Senator Calls for Activism on Federal Research Funding
Senate Appropriations Labor-HHS-Education Subcommittee Chair Arlen Specter (R-Pa.) at a hearing on Friday suggested that advocates for medical research become more politically active in requesting additional federal funding, the Baltimore Sun reports (Rockoff, Baltimore Sun, 5/20).
The hearing included testimony from representatives of nearly two dozen disease advocacy groups. Many of them testified that "promising young researchers ... are now turning away" from disease research because funding levels are uncertain, CQ HealthBeat reports (Reichard, CQ HealthBeat, 5/19).
The NIH budget nearly doubled from 1999 to 2003, but since 2003 budget cuts and inflation have reduced the agency's budget by nearly 11%. NIH funding for the current fiscal year -- $28 billion -- represents a $66 million cut from FY 2005.
President Bush has proposed that funding remain the same next year. The Senate has approved $2 billion in additional NIH funding, and the House has approved an unspecified increase (Baltimore Sun, 5/20). The Senate also has approved an unspecified increase for CDC (Nesmith, Atlanta Journal-Constitution, 5/20).
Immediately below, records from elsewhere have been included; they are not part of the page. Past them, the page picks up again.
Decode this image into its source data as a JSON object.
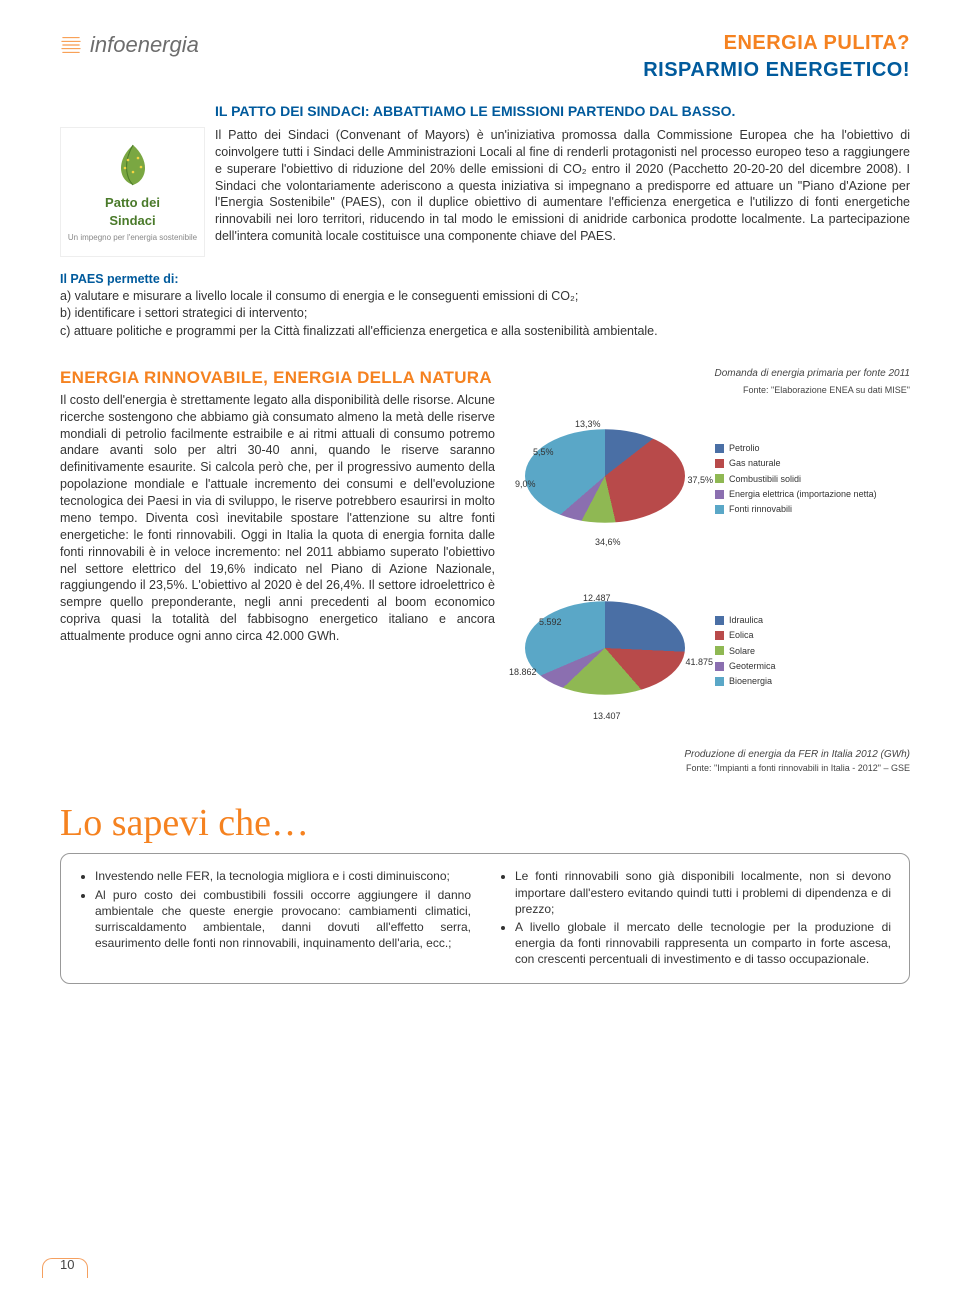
{
  "header": {
    "brand": "infoenergia",
    "line1": "ENERGIA PULITA?",
    "line2": "RISPARMIO ENERGETICO!"
  },
  "article": {
    "title": "IL PATTO DEI SINDACI: ABBATTIAMO LE EMISSIONI PARTENDO DAL BASSO.",
    "logo_line1": "Patto dei",
    "logo_line2": "Sindaci",
    "logo_sub": "Un impegno per l'energia sostenibile",
    "body": "Il Patto dei Sindaci (Convenant of Mayors) è un'iniziativa promossa dalla Commissione Europea che ha l'obiettivo di coinvolgere tutti i Sindaci delle Amministrazioni Locali al fine di renderli protagonisti nel processo europeo teso a raggiungere e superare l'obiettivo di riduzione del 20% delle emissioni di CO₂ entro il 2020 (Pacchetto 20-20-20 del dicembre 2008). I Sindaci che volontariamente aderiscono a questa iniziativa si impegnano a predisporre ed attuare un \"Piano d'Azione per l'Energia Sostenibile\" (PAES), con il duplice obiettivo di aumentare l'efficienza energetica e l'utilizzo di fonti energetiche rinnovabili nei loro territori, riducendo in tal modo le emissioni di anidride carbonica prodotte localmente. La partecipazione dell'intera comunità locale costituisce una componente chiave del PAES.",
    "paes_title": "Il PAES permette di:",
    "paes_a": "a) valutare e misurare a livello locale il consumo di energia e le conseguenti emissioni di CO₂;",
    "paes_b": "b) identificare i settori strategici di intervento;",
    "paes_c": "c) attuare politiche e programmi per la Città finalizzati all'efficienza energetica e alla sostenibilità ambientale."
  },
  "section2": {
    "title": "ENERGIA RINNOVABILE, ENERGIA DELLA NATURA",
    "body": "Il costo dell'energia è strettamente legato alla disponibilità delle risorse. Alcune ricerche sostengono che abbiamo già consumato almeno la metà delle riserve mondiali di petrolio facilmente estraibile e ai ritmi attuali di consumo potremo andare avanti solo per altri 30-40 anni, quando le riserve saranno definitivamente esaurite. Si calcola però che, per il progressivo aumento della popolazione mondiale e l'attuale incremento dei consumi e dell'evoluzione tecnologica dei Paesi in via di sviluppo, le riserve potrebbero esaurirsi in molto meno tempo. Diventa così inevitabile spostare l'attenzione su altre fonti energetiche: le fonti rinnovabili. Oggi in Italia la quota di energia fornita dalle fonti rinnovabili è in veloce incremento: nel 2011 abbiamo superato l'obiettivo nel settore elettrico del 19,6% indicato nel Piano di Azione Nazionale, raggiungendo il 23,5%. L'obiettivo al 2020 è del 26,4%. Il settore idroelettrico è sempre quello preponderante, negli anni precedenti al boom economico copriva quasi la totalità del fabbisogno energetico italiano e ancora attualmente produce ogni anno circa 42.000 GWh."
  },
  "chart1": {
    "type": "pie",
    "caption": "Domanda di energia primaria per fonte 2011",
    "source": "Fonte: \"Elaborazione ENEA su dati MISE\"",
    "slices": [
      {
        "label": "Petrolio",
        "value": 37.5,
        "color": "#4a6fa5"
      },
      {
        "label": "Gas naturale",
        "value": 34.6,
        "color": "#b84a4a"
      },
      {
        "label": "Combustibili solidi",
        "value": 9.0,
        "color": "#8fb853"
      },
      {
        "label": "Energia elettrica (importazione netta)",
        "value": 5.5,
        "color": "#8b6fb0"
      },
      {
        "label": "Fonti rinnovabili",
        "value": 13.3,
        "color": "#5aa7c7"
      }
    ],
    "labels": {
      "p1": "37,5%",
      "p2": "34,6%",
      "p3": "9,0%",
      "p4": "5,5%",
      "p5": "13,3%"
    }
  },
  "chart2": {
    "type": "pie",
    "caption": "Produzione di energia da FER in Italia 2012 (GWh)",
    "source": "Fonte: \"Impianti a fonti rinnovabili in Italia - 2012\" – GSE",
    "slices": [
      {
        "label": "Idraulica",
        "value": 41875,
        "color": "#4a6fa5"
      },
      {
        "label": "Eolica",
        "value": 13407,
        "color": "#b84a4a"
      },
      {
        "label": "Solare",
        "value": 18862,
        "color": "#8fb853"
      },
      {
        "label": "Geotermica",
        "value": 5592,
        "color": "#8b6fb0"
      },
      {
        "label": "Bioenergia",
        "value": 12487,
        "color": "#5aa7c7"
      }
    ],
    "labels": {
      "v1": "41.875",
      "v2": "13.407",
      "v3": "18.862",
      "v4": "5.592",
      "v5": "12.487"
    }
  },
  "knowbox": {
    "title": "Lo sapevi che…",
    "left": [
      "Investendo nelle FER, la tecnologia migliora e i costi diminuiscono;",
      "Al puro costo dei combustibili fossili occorre aggiungere il danno ambientale che queste energie provocano: cambiamenti climatici, surriscaldamento ambientale, danni dovuti all'effetto serra, esaurimento delle fonti non rinnovabili, inquinamento dell'aria, ecc.;"
    ],
    "right": [
      "Le fonti rinnovabili sono già disponibili localmente, non si devono importare dall'estero evitando quindi tutti i problemi di dipendenza e di prezzo;",
      "A livello globale il mercato delle tecnologie per la produzione di energia da fonti rinnovabili rappresenta un comparto in forte ascesa, con crescenti percentuali di investimento e di tasso occupazionale."
    ]
  },
  "page_number": "10",
  "colors": {
    "orange": "#f58220",
    "blue": "#005a9c",
    "gray_text": "#6d6d6d"
  }
}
Speaking at the hearing, Specter said, "We're going to do more -- and we're going to ask you to do more." Specter said the advocates should stage a million-person march in Washington, D.C., with "enough people to be heard in the living quarters of the White House."
Specter said that groups should hold protests against 27 Republican senators who voted against increasing NIH funding. "You ought to march on them in their cities," he said, adding, "This is a battle that has to be waged by the 110 million Americans that are suffering from these illnesses in the United States" (CQ HealthBeat, 5/19).
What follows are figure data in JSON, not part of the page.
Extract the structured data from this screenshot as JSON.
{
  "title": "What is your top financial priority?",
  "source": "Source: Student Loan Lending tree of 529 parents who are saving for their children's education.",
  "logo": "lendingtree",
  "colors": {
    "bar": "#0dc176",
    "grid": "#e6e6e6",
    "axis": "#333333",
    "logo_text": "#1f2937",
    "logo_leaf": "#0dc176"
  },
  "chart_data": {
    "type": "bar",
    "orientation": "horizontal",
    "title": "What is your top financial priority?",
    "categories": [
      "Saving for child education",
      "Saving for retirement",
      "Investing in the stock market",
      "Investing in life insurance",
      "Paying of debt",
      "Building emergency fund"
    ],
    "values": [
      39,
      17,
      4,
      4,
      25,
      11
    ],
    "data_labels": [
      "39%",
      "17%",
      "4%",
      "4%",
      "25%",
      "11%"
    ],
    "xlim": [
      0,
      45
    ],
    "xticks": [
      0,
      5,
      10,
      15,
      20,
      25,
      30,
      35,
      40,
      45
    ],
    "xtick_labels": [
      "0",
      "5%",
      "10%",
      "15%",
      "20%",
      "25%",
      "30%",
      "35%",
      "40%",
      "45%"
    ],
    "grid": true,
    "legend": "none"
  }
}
NIH Director Elias Zerhouni said, "The real tension right now is how do you sustain a vibrant research enterprise across the board." He added that "if you keep investing below (inflation) and lose purchasing power, the most important impact on research is loss of scientists" (CQ HealthBeat, 5/19).
Sen. Tom Harkin (D-Iowa) said, "We did not work hard to double funding of the NIH [from 1999 to 2003] to have it plateau off" (Baltimore Sun, 5/20).
Richard Knapp, chair of the Ad Hoc Group for Medical Research Funding, said "flat funding" was a misleading term because under Bush's budget "almost all NIH institutes and centers would be reduced below the fiscal year 2006 levels." Knapp said Bush's proposal would support 37,671 research project grants in FY 2007, a decline of 1,570 from FY 2004. Knapp added, "At a time of unparalleled scientific opportunities and unprecedented health challenges, NIH should be positioned to support more research, not less."
Moses Chao, a professor of neuroscience at New York University School of Medicine speaking on behalf of the Christopher Reeve Foundation, said flat funding levels have "a huge negative impact upon the recruitment of the next generation of young researchers."
Stephen Emerson, a cancer researcher at the University of Pennsylvania, said Bush's proposed 1% cut to National Cancer Institute funding sends a message to "promising young biomedical professionals [that] a career focused on tackling cancer ... is not worth pursuing" (CQ HealthBeat, 5/19).